Standing alongside Macron at a news conference, Trump said that the two countries have had “occasional disagreements” but that would not disrupt a friendship that dates back to the American Revolution.
He was non-committal on the possibility of the US rejoining the Paris climate agreement, telling Macron: “If it happens that will be wonderful, and if it doesn’t that will be OK too.”
Macron acknowledged the two leaders’ differences on the climate pact but said they would find other areas of cooperation. “Should that have an impact on the discussions we’re having on all other topics? No, absolutely not,” he said.
After landing in Paris early on Thursday morning, Trump began his visit by honouring American first world war veterans in a ceremony at the US embassy to mark 100 years since the US joined the conflict, while Macron was engaged in a separate meeting with the German chancellor, Angela Merkel.
The US president then arrived at the vast, historic military complex at Les Invalides, built by the Sun King Louis XIV, where he was met with a large French army reception and joined Macron in inspecting the troops.
Trump will spend 24 hours in Paris, as a guest of honour at Friday’s Bastille day celebrations.
The two leaders spent more than an hour at the Élysée Palace in talks where the key topics included Syria, Iraq, counter-terrorism and also possible financial support for French anti-jihadi military operations in Africa.
In hosting Trump for 24 hours, Macron’s strategy is to set up a kind of of persuasive bridge-building. When the two leaders first met in May, the French president publicly asserted his superiority by crunching Trump’s knuckles and later rebuked him for pulling the US out of the Paris climate accord, but the tone has now shifted.
Observing the US president’s increasing isolation on the western stage, Macron has sensed an opportunity to reach out.

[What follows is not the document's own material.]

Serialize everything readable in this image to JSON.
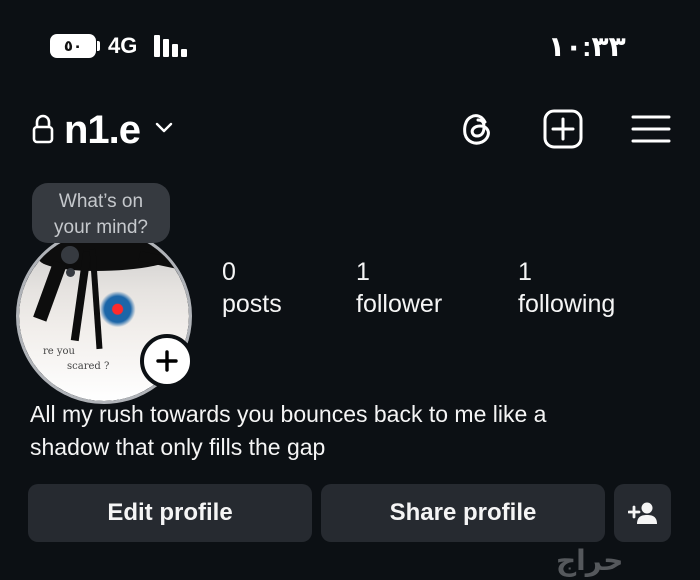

Christophe Castaner, a government minister and spokesman, described it as “offering a hand” to bring Trump “back into the circle”. French diplomats said Macron had been concerned about Trump feeling backed into a corner.
The French leader has seen a potential opportunity to sway US thinking and elevate the role of France – a nuclear power and permanent member of the UN security council – in global affairs, in particular on Syria and the Middle East.